I am trying to perform a Cox proportional hazards analysis with a time-dependent covariate in R. I have read the relevant documentation (Therneau et al.) and several tutorials but am struggling to format my data properly given how the covariate is structured in the data. It is a segmented time-dependent/time-varying covariate.
The outcome of interest is "death", the time variable is "fu", and the time-dependent covariate is included in the "asp" AKA aspirin columns. E.g. for the first case, the patient was not taking aspirin at baseline, 30 days, and 1 year but was taking it at the time of last follow-up, in this case 2275 days.

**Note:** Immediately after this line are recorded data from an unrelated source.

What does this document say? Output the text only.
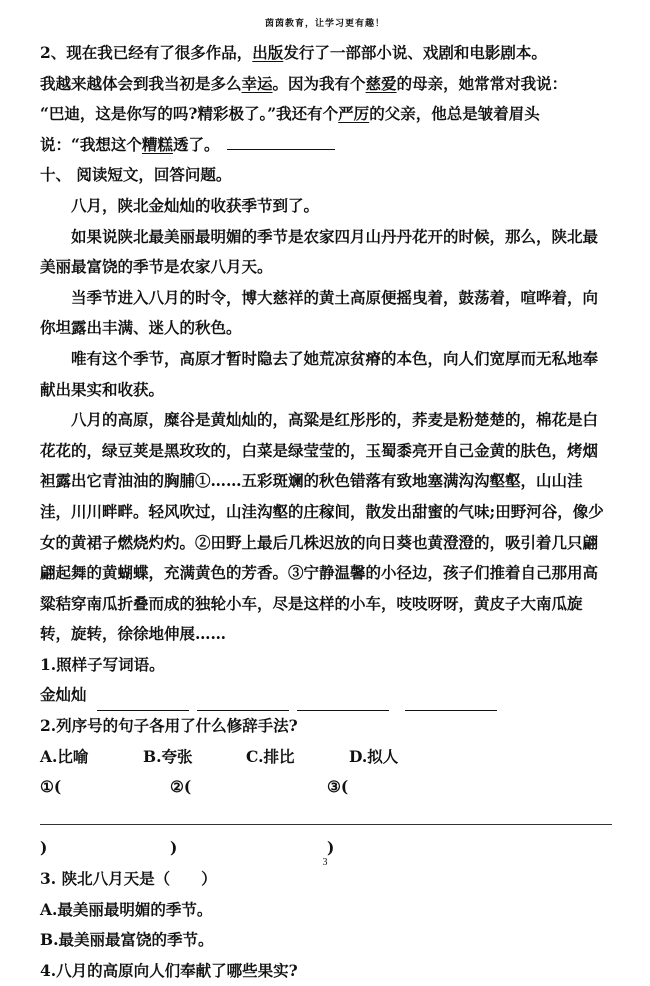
茵茵教育，让学习更有趣！

2、现在我已经有了很多作品，出版发行了一部部小说、戏剧和电影剧本。

我越来越体会到我当初是多么幸运。因为我有个慈爱的母亲，她常常对我说：

“巴迪，这是你写的吗?精彩极了。”我还有个严厉的父亲，他总是皱着眉头

说：“我想这个糟糕透了。

十、 阅读短文，回答问题。

八月，陕北金灿灿的收获季节到了。

如果说陕北最美丽最明媚的季节是农家四月山丹丹花开的时候，那么，陕北最美丽最富饶的季节是农家八月天。

当季节进入八月的时令，博大慈祥的黄土高原便摇曳着，鼓荡着，喧哗着，向你坦露出丰满、迷人的秋色。

唯有这个季节，高原才暂时隐去了她荒凉贫瘠的本色，向人们宽厚而无私地奉献出果实和收获。

八月的高原，糜谷是黄灿灿的，高粱是红彤彤的，荞麦是粉楚楚的，棉花是白花花的，绿豆荚是黑玫玫的，白菜是绿莹莹的，玉蜀黍亮开自己金黄的肤色，烤烟袒露出它青油油的胸脯①……五彩斑斓的秋色错落有致地塞满沟沟壑壑，山山洼洼，川川畔畔。轻风吹过，山洼沟壑的庄稼间，散发出甜蜜的气味;田野河谷，像少女的黄裙子燃烧灼灼。②田野上最后几株迟放的向日葵也黄澄澄的，吸引着几只翩翩起舞的黄蝴蝶，充满黄色的芳香。③宁静温馨的小径边，孩子们推着自己那用高粱秸穿南瓜折叠而成的独轮小车，尽是这样的小车，吱吱呀呀，黄皮子大南瓜旋转，旋转，徐徐地伸展……

1.照样子写词语。

金灿灿

2.列序号的句子各用了什么修辞手法?

A.比喻	B.夸张	C.排比	D.拟人

①()
②()
③()

3. 陕北八月天是（　　）

A.最美丽最明媚的季节。

B.最美丽最富饶的季节。

4.八月的高原向人们奉献了哪些果实?

3
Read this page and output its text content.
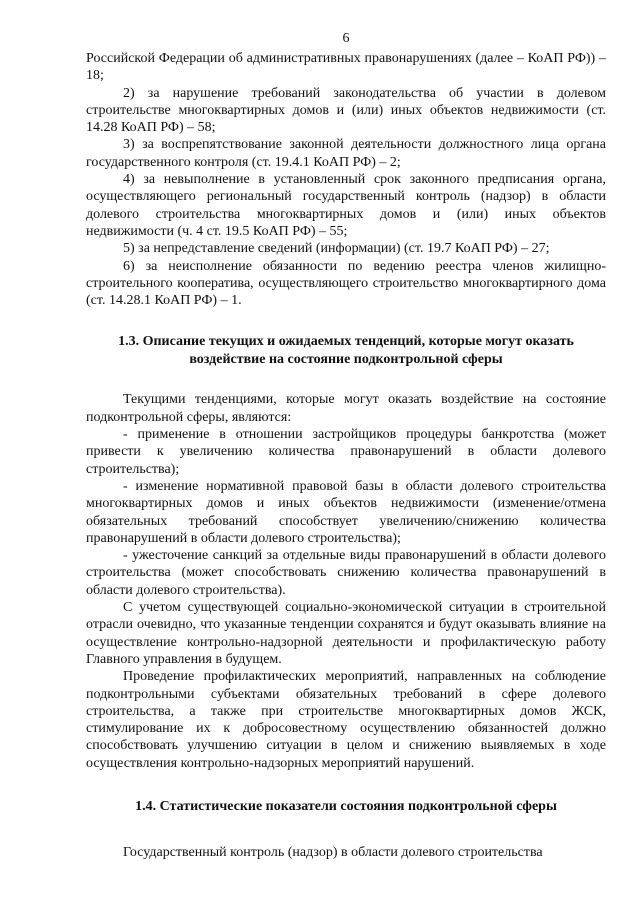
6

Российской Федерации об административных правонарушениях (далее – КоАП РФ)) – 18;

2) за нарушение требований законодательства об участии в долевом строительстве многоквартирных домов и (или) иных объектов недвижимости (ст. 14.28 КоАП РФ) – 58;

3) за воспрепятствование законной деятельности должностного лица органа государственного контроля (ст. 19.4.1 КоАП РФ) – 2;

4) за невыполнение в установленный срок законного предписания органа, осуществляющего региональный государственный контроль (надзор) в области долевого строительства многоквартирных домов и (или) иных объектов недвижимости (ч. 4 ст. 19.5 КоАП РФ) – 55;

5) за непредставление сведений (информации) (ст. 19.7 КоАП РФ) – 27;

6) за неисполнение обязанности по ведению реестра членов жилищно-строительного кооператива, осуществляющего строительство многоквартирного дома (ст. 14.28.1 КоАП РФ) – 1.

1.3. Описание текущих и ожидаемых тенденций, которые могут оказать воздействие на состояние подконтрольной сферы

Текущими тенденциями, которые могут оказать воздействие на состояние подконтрольной сферы, являются:

- применение в отношении застройщиков процедуры банкротства (может привести к увеличению количества правонарушений в области долевого строительства);

- изменение нормативной правовой базы в области долевого строительства многоквартирных домов и иных объектов недвижимости (изменение/отмена обязательных требований способствует увеличению/снижению количества правонарушений в области долевого строительства);

- ужесточение санкций за отдельные виды правонарушений в области долевого строительства (может способствовать снижению количества правонарушений в области долевого строительства).

С учетом существующей социально-экономической ситуации в строительной отрасли очевидно, что указанные тенденции сохранятся и будут оказывать влияние на осуществление контрольно-надзорной деятельности и профилактическую работу Главного управления в будущем.

Проведение профилактических мероприятий, направленных на соблюдение подконтрольными субъектами обязательных требований в сфере долевого строительства, а также при строительстве многоквартирных домов ЖСК, стимулирование их к добросовестному осуществлению обязанностей должно способствовать улучшению ситуации в целом и снижению выявляемых в ходе осуществления контрольно-надзорных мероприятий нарушений.

1.4. Статистические показатели состояния подконтрольной сферы

Государственный контроль (надзор) в области долевого строительства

Periods represent missing data.
| ID | aspb | asp30 | asp1y | aspfu | death | fu |
|-------|------|-------|-------|-------|-------|-----------|
| 1479 | 0 | 0 | 0 | 1 | 0 | 2275 |
| 10523 | 1 | 1 | . | . | 1 | 41 |
| 25436 | 0 | 0 | 1 | 1 | 0 | 1773 |
I cannot figure out how to achieve the (start, stop] format of the table en masse, as there are 1000+ cases. It's also complicated by the fact that the time intervals are not necessarily consistent between cases, i.e. the time corresponding to "aspfu" can fall anywhere between 0 days, 30 days, 1 year, ...
I did accomplish this analysis in SPSS using the following notation for the time-dependent covariate: (T_ < 1)*aspb + (T_ >=1 & T_ < 31)*asp30 + (T_ >= 31 & T_ < 366)*asp1y + (T_ >= 366)*aspfu. But I am struggling to translate this to R.
Any guidance would be appreciated! Thank you very much!